Здесь можно было стоять почти во весь рост. В углу был устроен дощатый лежак, фанерный ящик заменял стол, валялась ржавая керосиновая лампа без стекла. Пахло землей, сыростью и еще чем-то, гнилым и кислым.
Силин и Лешка сели рядом на лежак и стали прислушиваться к незатихающей стрельбе.
- В порт уже, верно, вошли, - проговорил Силин. - Умирают сейчас наши…
Лешка вдруг представил себе сбившихся в кучу людей, падающих под выстрелами, как тот матрос на баррикаде, распластанные тела убитых, кровь на земле. Все это так ярко возникло перед его глазами, что ему стало трудно дышать.
- Это я во всем виноват, товарищ Силин, я!… Шпиона упустил. Я один виноват!!
- Брось ерунду молоть! - грубо оборвал его Силин. - Нашел время искать виновных. Все хороши! Шпионку не разглядели - виноваты. Попов не захотел моряков вернуть вовремя - виноват, я виноват, что послушал его… В другой раз будем умнее. Ты думаешь, это конец? Нет, брат, это только начало! Мы еще вернемся сюда! - Он хотел еще что-то сказать, но только вздохнул и с силой ударил кулаком по колену.
Они долго сидели молча.
Наверху стихло. Лишь изредка доносились отдельные выстрелы.
Еще через некоторое время послышались голоса: это возвращались домой Глущенко и Екатерина, прятавшиеся в подвале. Все кончилось. Херсон стал немецким.
ДОМА
Через два часа, оставив Силину винтовку и револьвер, Лешка осторожно вылез из тайника и с заднего крыльца постучался в дом.
Открыла ему Екатерина.
- Лешенька! - ахнула она. - Живой!
Она втащила Лешку в комнату и стала ощупывать его руки, грудь, голову. Она смеялась от радости, смахивала пальцами слезы и приговаривала:
- Живой! Слава тебе, господи, живой!
- Твой-то дома? - спросил Лешка.
- Нету его, - всхлипывая,. ответила Екатерина, - ушел немцев смотреть.
Это было хорошо: встреча с шурином не сулила Лешке ничего приятного.
- Дай мне умыться, Катя, - попросил он.
Она засуетилась, принесла в столовую таз с водой, чистое белье и, пока Лешка мылся и переодевался, приготовила ему поесть. Все время она говорила, говорила без умолку, что на Лешке лица нет, что она совсем измучилась из-за него, что отец, когда узнает, не спустит ему такого поведения.
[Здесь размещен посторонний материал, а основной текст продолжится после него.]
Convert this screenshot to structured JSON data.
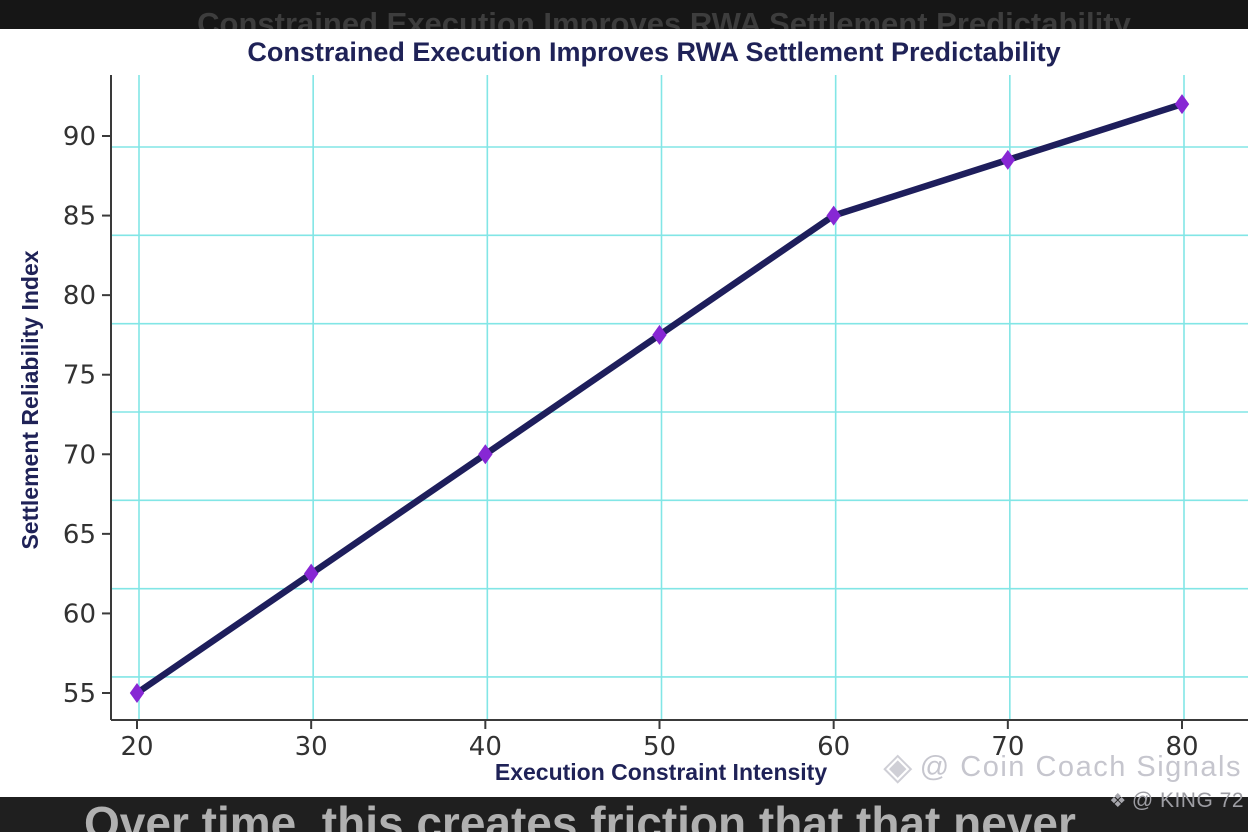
{
  "overlay": {
    "top_echo_title": "Constrained Execution Improves RWA Settlement Predictability",
    "bottom_caption": "Over time, this creates friction that that never",
    "king_watermark": "@ KING 72",
    "king_logo_icon": "binance-diamond",
    "coin_watermark": "@ Coin Coach Signals",
    "coin_logo_icon": "diamond-outline"
  },
  "chart_data": {
    "type": "line",
    "title": "Constrained Execution Improves RWA Settlement Predictability",
    "xlabel": "Execution Constraint Intensity",
    "ylabel": "Settlement Reliability Index",
    "x": [
      20,
      30,
      40,
      50,
      60,
      70,
      80
    ],
    "series": [
      {
        "name": "Settlement Reliability Index",
        "values": [
          55,
          62.5,
          70,
          77.5,
          85,
          88.5,
          92
        ]
      }
    ],
    "xticks": [
      20,
      30,
      40,
      50,
      60,
      70,
      80
    ],
    "yticks": [
      55,
      60,
      65,
      70,
      75,
      80,
      85,
      90
    ],
    "xlim": [
      18.5,
      83.8
    ],
    "ylim": [
      53.2,
      94.3
    ],
    "grid": true,
    "legend": false,
    "marker": "diamond",
    "line_color": "#1e1e5c",
    "marker_color": "#8727d4",
    "grid_color": "#82e6e6"
  },
  "colors": {
    "top_band": "#161616",
    "bottom_band": "#1f1f1f",
    "panel": "#ffffff",
    "navy_text": "#1f2257",
    "tick_text": "#323232",
    "spine": "#3a3a3a",
    "echo_text": "#3d3d3d",
    "caption_text": "#b0b0b0",
    "watermark_text": "#c6c6ce",
    "king_text": "#9d9da3"
  }
}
Успокоившись, она села напротив Лешки и жалостливо уставилась на него:
- Что же теперь, Лешенька, как будешь дальше жить?
Вместо ответа Лешка, продолжая жевать, сказал:
- Собери мне узелок с собой, Катя, еды побольше.
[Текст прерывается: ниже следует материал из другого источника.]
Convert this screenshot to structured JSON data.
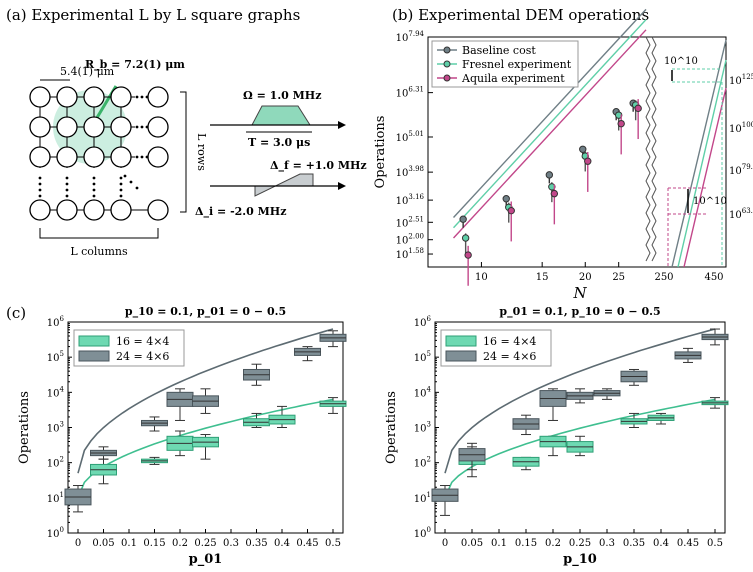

- Никак ты уходить собрался! - всплеснула она руками. - Не пущу! Слышишь, не пущу! Ты убить меня хочешь? Я папе напишу! Я…
- Тихо! - прикрикнул на нее Лешка и, совсем как это делал когда-то отец, хлопнул ладонью по столу. - Не вопи!… Слушай, Катя, - продолжал он мягче, - нынче ночью я уйду. Мне оставаться в Херсоне нельзя, обязательно выдаст кто-нибудь.
- Я тебя спрячу, Лешенька, ни одна живая душа не узнает!
Лешка нетерпеливо поморщился:
- Мне теперь одна дорога: уходить. И ты меня не удерживай, все равно уйду!…
Заметно возмужавший за последнее время, худой до того, что было видно, как под кожей щек двигаются зубы, Лешка так напоминал отца, что Екатерина не решилась возражать. Она робко спросила:
- Куда же ты пойдешь, Лешенька?
- В Красную Армию. Отцу напиши… Обо мне не беспокойся, Катя, я тебе письмо пришлю. А мужу своему не говори ничего пока.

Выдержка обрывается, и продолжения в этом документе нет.